Hmm. I don't keep up with the current crop of young actors, and this novel's main characters spend most of their time in the 18 - 21 year-old range. I'll cheat and take years off actors I know.
- Sharon with her inner beauty and strength might be well played by a young Kathy Bates.
- Chris would need an intently-focused, intelligent, athletic type, like a young Matt Damon (or Jake Gyllenhaal?).
- The nerdy, insecure Rick character could be played very well by Joseph Gordon-Levitt.
- Rothsirge, the daeva, has no physical self, but he definitely has a voice--deep, confident, and soothing, yet capable of conveying a booming evil. I gotta go with Kelsey Grammer doing Rothsirge's voice.
What is the one-sentence synopsis of your book?
Sharon Linden tries to stop an ancient demon from dominating mankind and ends up the key to its success; her death will either empower the demon or destroy it.
Will your book be self-published or represented by an agency?
I'm very pleased that Daeva is under contract with Aqueous Books, scheduled for release in June 2014.
How long did it take you to write the first draft of your manuscript?

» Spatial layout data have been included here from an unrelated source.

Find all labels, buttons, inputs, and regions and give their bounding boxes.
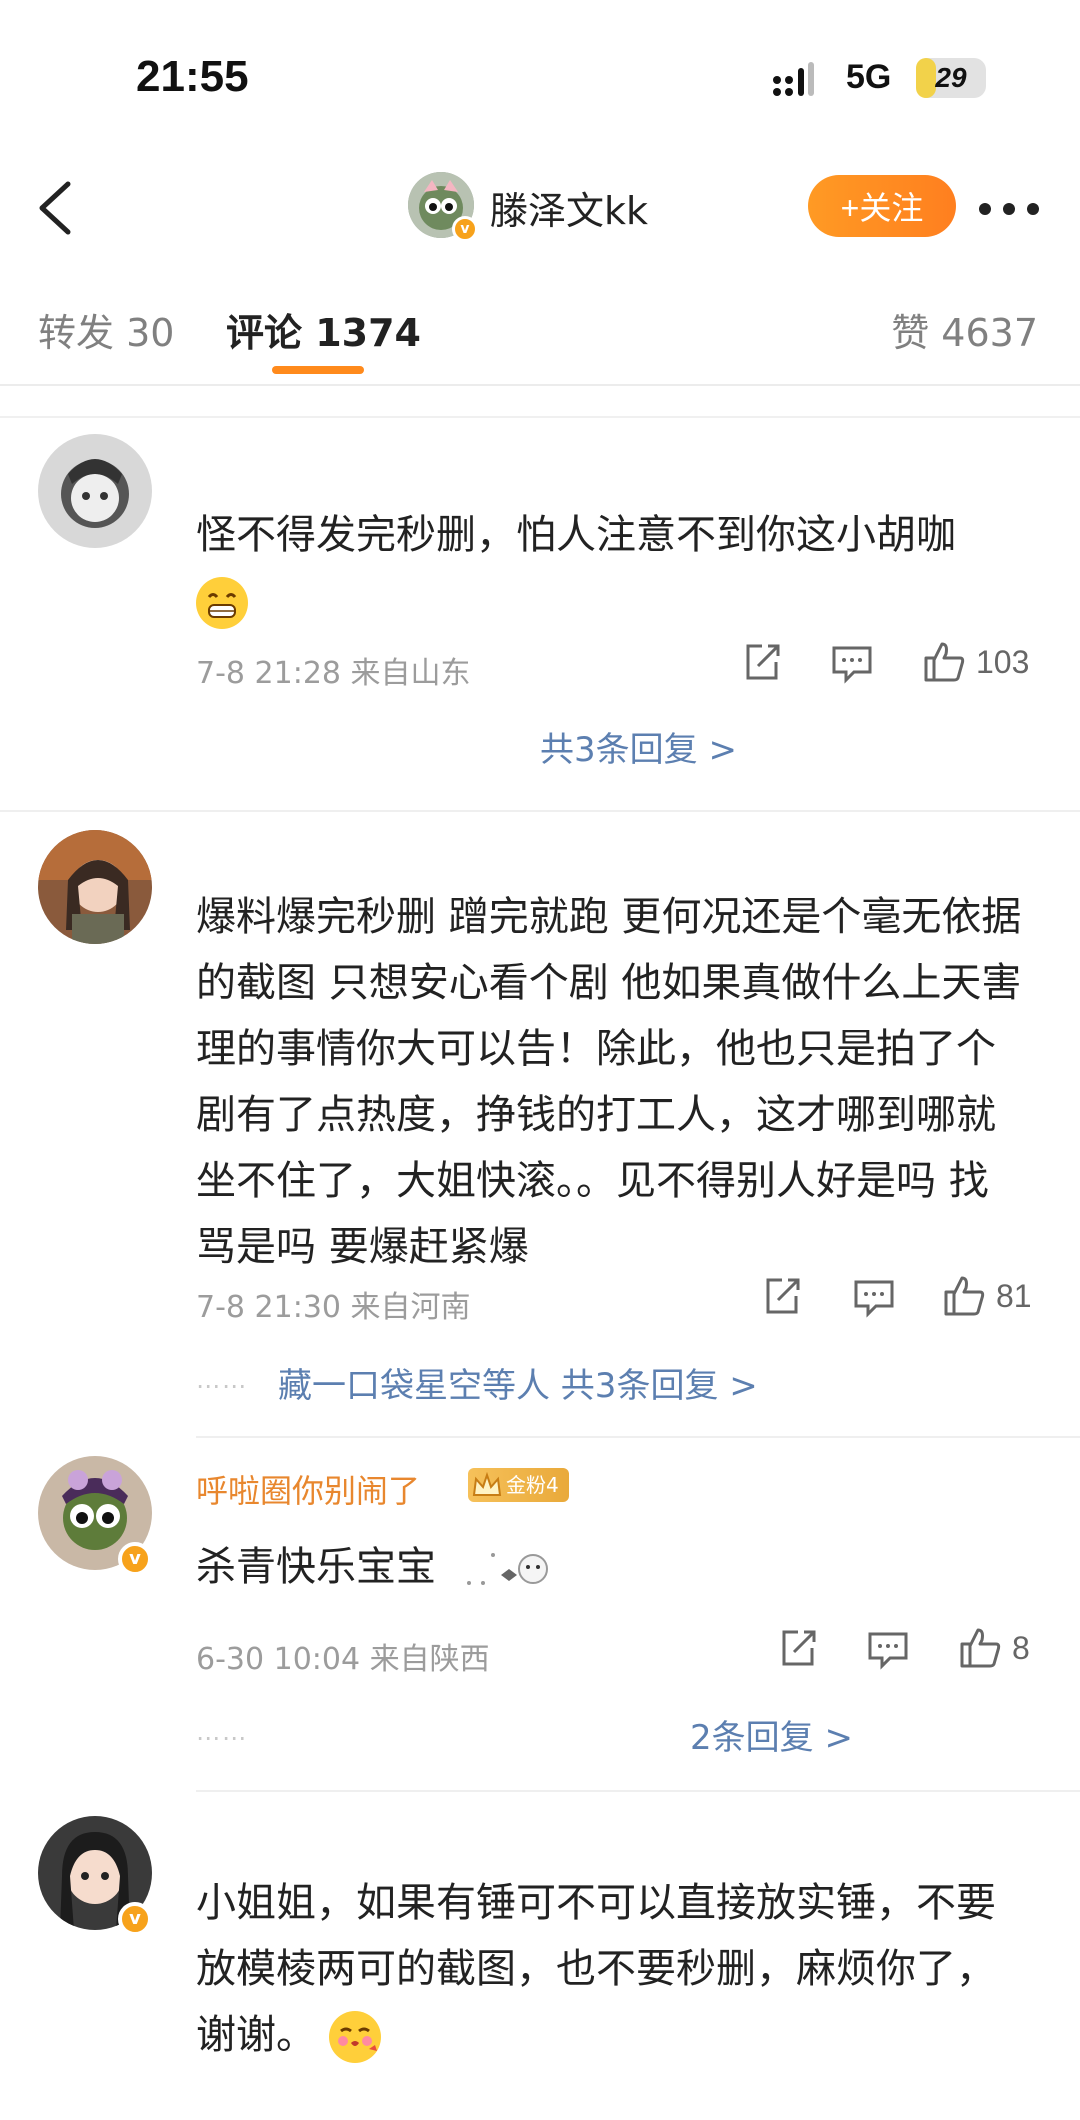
replies-dots: ⋯⋯ — [196, 1372, 248, 1400]
share-icon — [766, 1278, 800, 1314]
commenter-avatar[interactable] — [38, 830, 152, 944]
comment-text: 小姐姐，如果有锤可不可以直接放实锤，不要放模棱两可的截图，也不要秒删，麻烦你了，… — [196, 1870, 1026, 2068]
tabs-divider — [0, 384, 1080, 386]
tab-likes[interactable]: 赞 4637 — [891, 302, 1038, 357]
status-bar: 21:55 5G 29 — [0, 0, 1080, 150]
commenter-name[interactable]: 呼啦圈你别闹了 — [196, 1466, 420, 1512]
like-action[interactable]: 8 — [958, 1626, 1030, 1670]
comment-meta: 6-30 10:04 来自陕西 — [196, 1642, 490, 1677]
status-time: 21:55 — [136, 52, 249, 101]
like-count: 81 — [996, 1277, 1032, 1314]
author-name[interactable]: 滕泽文kk — [490, 180, 648, 235]
comment-text-content: 怪不得发完秒删，怕人注意不到你这小胡咖 — [196, 512, 956, 558]
tab-comments[interactable]: 评论 1374 — [226, 302, 421, 357]
verified-badge-icon: v — [118, 1542, 152, 1576]
share-icon — [746, 644, 780, 680]
verified-badge-icon: v — [452, 216, 478, 242]
comment-separator — [196, 1436, 1080, 1438]
comment-text: 怪不得发完秒删，怕人注意不到你这小胡咖 — [196, 502, 1026, 634]
verified-badge-icon: v — [118, 1902, 152, 1936]
view-replies-link[interactable]: 共3条回复 > — [540, 722, 737, 771]
repost-action[interactable] — [760, 1274, 804, 1318]
comment-meta: 7-8 21:30 来自河南 — [196, 1290, 471, 1325]
more-options-icon[interactable] — [978, 202, 1040, 216]
thumbs-up-icon — [924, 642, 965, 682]
comment-separator — [196, 1790, 1080, 1792]
back-arrow-icon[interactable] — [28, 178, 80, 238]
follow-button[interactable]: +关注 — [808, 175, 956, 237]
top-bar: v 滕泽文kk +关注 — [0, 150, 1080, 418]
kissing-emoji-icon — [328, 2011, 381, 2063]
reply-action[interactable] — [852, 1274, 896, 1318]
repost-action[interactable] — [740, 640, 784, 684]
comment-icon — [832, 646, 872, 684]
fan-level-badge: 金粉4 — [468, 1468, 569, 1502]
comment-text: 杀青快乐宝宝 — [196, 1534, 1026, 1600]
like-count: 8 — [1012, 1629, 1030, 1666]
comment-text: 爆料爆完秒删 蹭完就跑 更何况还是个毫无依据的截图 只想安心看个剧 他如果真做什… — [196, 894, 1022, 1270]
repost-action[interactable] — [776, 1626, 820, 1670]
like-count: 103 — [976, 643, 1030, 680]
like-action[interactable]: 81 — [942, 1274, 1032, 1318]
thumbs-up-icon — [944, 1276, 985, 1316]
comment-tabs: 转发 30 评论 1374 赞 4637 — [0, 268, 1080, 384]
fan-badge-label: 金粉4 — [506, 1473, 559, 1497]
comment-separator — [0, 810, 1080, 812]
network-type: 5G — [846, 58, 892, 96]
view-replies-link[interactable]: 藏一口袋星空等人 共3条回复 > — [278, 1358, 758, 1407]
reply-action[interactable] — [866, 1626, 910, 1670]
comment-meta: 7-8 21:28 来自山东 — [196, 656, 471, 691]
comment-icon — [854, 1280, 894, 1318]
active-tab-indicator — [272, 366, 364, 374]
thumbs-up-icon — [960, 1628, 1001, 1668]
signal-icon — [773, 62, 814, 96]
header-divider — [0, 416, 1080, 418]
battery-indicator: 29 — [916, 58, 986, 98]
comment-icon — [868, 1632, 908, 1670]
tab-reposts[interactable]: 转发 30 — [38, 302, 174, 357]
replies-dots: ⋯⋯ — [196, 1724, 248, 1752]
grinning-emoji-icon — [196, 577, 248, 629]
comment-text-content: 小姐姐，如果有锤可不可以直接放实锤，不要放模棱两可的截图，也不要秒删，麻烦你了，… — [196, 1880, 996, 2058]
commenter-avatar[interactable] — [38, 434, 152, 548]
like-action[interactable]: 103 — [922, 640, 1029, 684]
share-icon — [782, 1630, 816, 1666]
battery-level: 29 — [935, 62, 967, 93]
battery-fill — [916, 58, 937, 98]
cute-sticker-icon — [466, 1553, 548, 1585]
view-replies-link[interactable]: 2条回复 > — [690, 1710, 853, 1759]
comment-text-content: 杀青快乐宝宝 — [196, 1544, 436, 1590]
reply-action[interactable] — [830, 640, 874, 684]
crown-icon — [472, 1471, 502, 1496]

First draft was quick for me, about four months. The hard work came in edits and all my self-imposed rewrites. I don't even like to think about how much time over the years I spent working on it, but I couldn't give up on this novel, and I'm glad I hung in there.

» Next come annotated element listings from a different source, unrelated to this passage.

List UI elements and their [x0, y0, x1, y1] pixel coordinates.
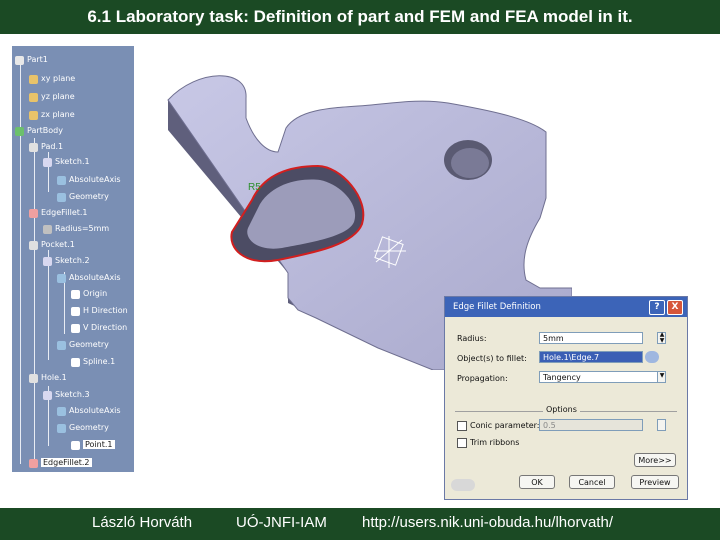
plane-icon: [29, 92, 38, 102]
part-icon: [15, 55, 24, 65]
parameter-icon: [43, 224, 52, 234]
tree-connector: [20, 60, 21, 464]
tree-node-sketch3[interactable]: Sketch.3: [43, 389, 90, 401]
point-icon: [71, 440, 80, 450]
pad-icon: [29, 142, 38, 152]
plane-icon: [29, 110, 38, 120]
tree-connector: [34, 138, 35, 460]
footer-url[interactable]: http://users.nik.uni-obuda.hu/lhorvath/: [362, 514, 613, 531]
axis-icon: [57, 273, 66, 283]
tree-node-hole1[interactable]: Hole.1: [29, 372, 67, 384]
spline-icon: [71, 357, 80, 367]
axis-icon: [57, 406, 66, 416]
edge-fillet-dialog: Edge Fillet Definition ? X Radius: 5mm ▲…: [444, 296, 688, 500]
tree-node-point1[interactable]: Point.1: [71, 439, 115, 451]
body-icon: [15, 126, 24, 136]
tree-node-h-direction[interactable]: H Direction: [71, 305, 128, 317]
objects-label: Object(s) to fillet:: [457, 354, 527, 363]
geometry-icon: [57, 340, 66, 350]
tree-node-geometry[interactable]: Geometry: [57, 422, 109, 434]
preview-button[interactable]: Preview: [631, 475, 679, 489]
institute-code: UÓ-JNFI-IAM: [236, 514, 327, 531]
sketch-icon: [43, 256, 52, 266]
specification-tree[interactable]: Part1 xy plane yz plane zx plane PartBod…: [12, 46, 134, 472]
tree-node-absoluteaxis[interactable]: AbsoluteAxis: [57, 405, 121, 417]
tree-node-absoluteaxis[interactable]: AbsoluteAxis: [57, 272, 121, 284]
trim-ribbons-label: Trim ribbons: [470, 438, 520, 447]
propagation-label: Propagation:: [457, 374, 508, 383]
pocket-icon: [29, 240, 38, 250]
tree-node-part1[interactable]: Part1: [15, 54, 48, 66]
tree-node-sketch1[interactable]: Sketch.1: [43, 156, 90, 168]
spinner-arrows-icon: ▲ ▼: [659, 331, 665, 344]
plane-icon: [29, 74, 38, 84]
help-button[interactable]: ?: [649, 300, 665, 315]
dialog-title: Edge Fillet Definition: [453, 302, 541, 312]
tree-node-partbody[interactable]: PartBody: [15, 125, 63, 137]
conic-parameter-checkbox[interactable]: [457, 421, 467, 431]
sketch-icon: [43, 390, 52, 400]
radius-input[interactable]: 5mm: [539, 332, 643, 344]
conic-parameter-label: Conic parameter:: [470, 421, 540, 430]
fillet-radius-label: R5: [248, 182, 261, 193]
propagation-select[interactable]: Tangency: [539, 371, 659, 383]
geometry-icon: [57, 423, 66, 433]
line-icon: [71, 306, 80, 316]
cancel-button[interactable]: Cancel: [569, 475, 615, 489]
tree-node-yz-plane[interactable]: yz plane: [29, 91, 75, 103]
tree-node-pocket1[interactable]: Pocket.1: [29, 239, 75, 251]
conic-spinner[interactable]: [657, 419, 666, 431]
sketch-icon: [43, 157, 52, 167]
objects-to-fillet-field[interactable]: Hole.1\Edge.7: [539, 351, 643, 363]
author-name: László Horváth: [92, 514, 193, 531]
tree-node-edgefillet2[interactable]: EdgeFillet.2: [29, 457, 92, 469]
more-button[interactable]: More>>: [634, 453, 676, 467]
slide-title: 6.1 Laboratory task: Definition of part …: [0, 0, 720, 34]
fillet-icon: [29, 458, 38, 468]
tree-node-radius[interactable]: Radius=5mm: [43, 223, 109, 235]
tree-node-sketch2[interactable]: Sketch.2: [43, 255, 90, 267]
dialog-titlebar[interactable]: Edge Fillet Definition ? X: [445, 297, 687, 317]
chevron-down-icon: ▼: [659, 372, 665, 379]
tree-node-geometry[interactable]: Geometry: [57, 191, 109, 203]
radius-label: Radius:: [457, 334, 487, 343]
tree-node-v-direction[interactable]: V Direction: [71, 322, 127, 334]
tree-node-zx-plane[interactable]: zx plane: [29, 109, 75, 121]
selection-icon[interactable]: [645, 351, 659, 363]
fillet-icon: [29, 208, 38, 218]
close-button[interactable]: X: [667, 300, 683, 315]
line-icon: [71, 323, 80, 333]
tree-node-xy-plane[interactable]: xy plane: [29, 73, 75, 85]
tree-node-origin[interactable]: Origin: [71, 288, 107, 300]
axis-icon: [57, 175, 66, 185]
catia-logo-icon: [451, 479, 475, 491]
conic-parameter-input[interactable]: 0.5: [539, 419, 643, 431]
tree-node-pad1[interactable]: Pad.1: [29, 141, 63, 153]
tree-node-geometry[interactable]: Geometry: [57, 339, 109, 351]
slide-footer: László Horváth UÓ-JNFI-IAM http://users.…: [0, 508, 720, 540]
tree-node-edgefillet1[interactable]: EdgeFillet.1: [29, 207, 88, 219]
point-icon: [71, 289, 80, 299]
hole-icon: [29, 373, 38, 383]
trim-ribbons-checkbox[interactable]: [457, 438, 467, 448]
tree-node-absoluteaxis[interactable]: AbsoluteAxis: [57, 174, 121, 186]
tree-node-spline1[interactable]: Spline.1: [71, 356, 115, 368]
ok-button[interactable]: OK: [519, 475, 555, 489]
options-label: Options: [543, 405, 580, 414]
geometry-icon: [57, 192, 66, 202]
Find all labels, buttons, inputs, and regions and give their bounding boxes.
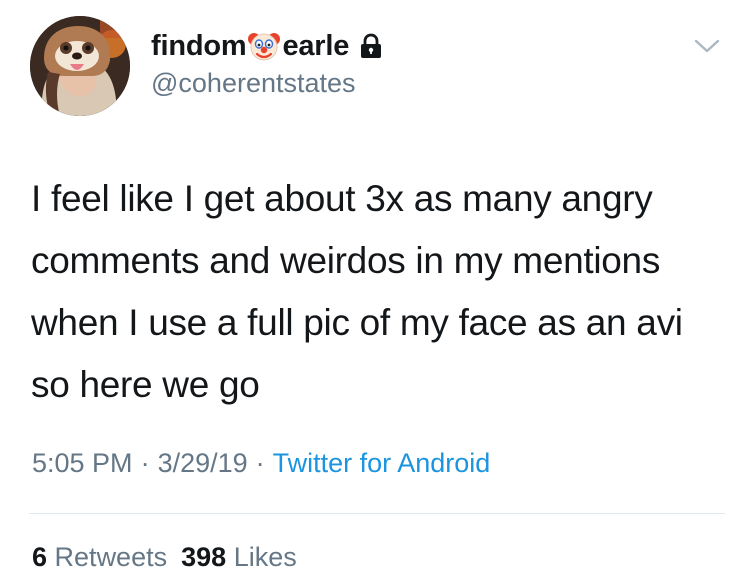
clown-face-icon: [248, 33, 281, 61]
tweet-detail: findom earle @coherentstates I feel like…: [0, 0, 750, 586]
tweet-source-link[interactable]: Twitter for Android: [273, 448, 491, 478]
engagement-stats: 6 Retweets 398 Likes: [32, 540, 297, 574]
tweet-date[interactable]: 3/29/19: [158, 448, 248, 478]
tweet-metadata: 5:05 PM · 3/29/19 · Twitter for Android: [32, 446, 490, 480]
chevron-down-icon[interactable]: [693, 36, 721, 56]
retweets-count: 6: [32, 542, 48, 572]
divider: [29, 513, 725, 514]
likes-count: 398: [181, 542, 227, 572]
separator: ·: [255, 448, 265, 478]
user-handle[interactable]: @coherentstates: [151, 67, 356, 99]
display-name[interactable]: findom earle: [151, 28, 383, 64]
likes-label: Likes: [233, 542, 297, 572]
avatar-image: [30, 16, 130, 116]
display-name-prefix: findom: [151, 30, 247, 62]
likes-stat[interactable]: 398 Likes: [181, 542, 297, 572]
tweet-text: I feel like I get about 3x as many angry…: [31, 178, 683, 405]
display-name-suffix: earle: [282, 30, 350, 62]
retweets-label: Retweets: [54, 542, 168, 572]
tweet-time[interactable]: 5:05 PM: [32, 448, 133, 478]
separator: ·: [140, 448, 150, 478]
retweets-stat[interactable]: 6 Retweets: [32, 542, 167, 572]
avatar[interactable]: [30, 16, 130, 116]
lock-icon: [361, 33, 382, 58]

What other books would you compare this story to within your genre?
I'm never good at this question. Daeva is psychological, intricate, character-intensive, and it spans generations. And there's a demon driving the action. Maybe it's a little similar to the paranormal thriller The Passage by Justin Cronin, which also spans generations, has a strong paranormal element driving the action, and pays much attention to developing the characters and making them react to a supernatural threat. But there are many differences too. See, I'm just not good with this question, but there's my attempt at an answer.
Who or What inspired you to write this book?
My desire to show characters changing over time as they dealt with an unusual threat inspired me to write this one. Chris changes because he carries the demon in his mind, but Rothsirge also spent 50 determined years in Chris's grandmother's mind, and I enjoyed presenting those character changes too. Chris's sister never carried the demon in her mind, but Rothsirge altered her life because he impacted her family and threatened her beloved brother. And Rick was a childhood bully who felt Rothsirge's wrath, and his life was forever changed by the experience. With all of these characters, I show them first as children, then as adults who were at least partially molded by the demon's influence.
What else about your book might pique the reader’s interest?
The psychological aspects of the novel add interest. Rothsirge the daeva can't act for himself, and he has all this supernatural power, but he can't use it. Only his hosts can. Rothsirge sounds helpless, but he's not. He dangles the power he can offer in front of his hosts like a carrot to steer them. He knows his hosts' every thought and desire, even feelings the host may not want to own up to, and this intimate knowledge helps Rothsirge become a master manipulator. Being immortal, he has plenty of time to wear down his hosts, so he can gently shape their personalities and trick them to become what he needs them to be. As long as he's crafty and patient -- which he certainly is -- he's not helpless at all.
Then there's another big psychological angle that picks up around the mid-point of the novel involving Sharon and the men who love her. I hinted at that aspect in my one-sentence synopsis above, and it's one of the psychological angles that grabs hold of a reader's interest. At least it grabs mine. I hope readers will agree.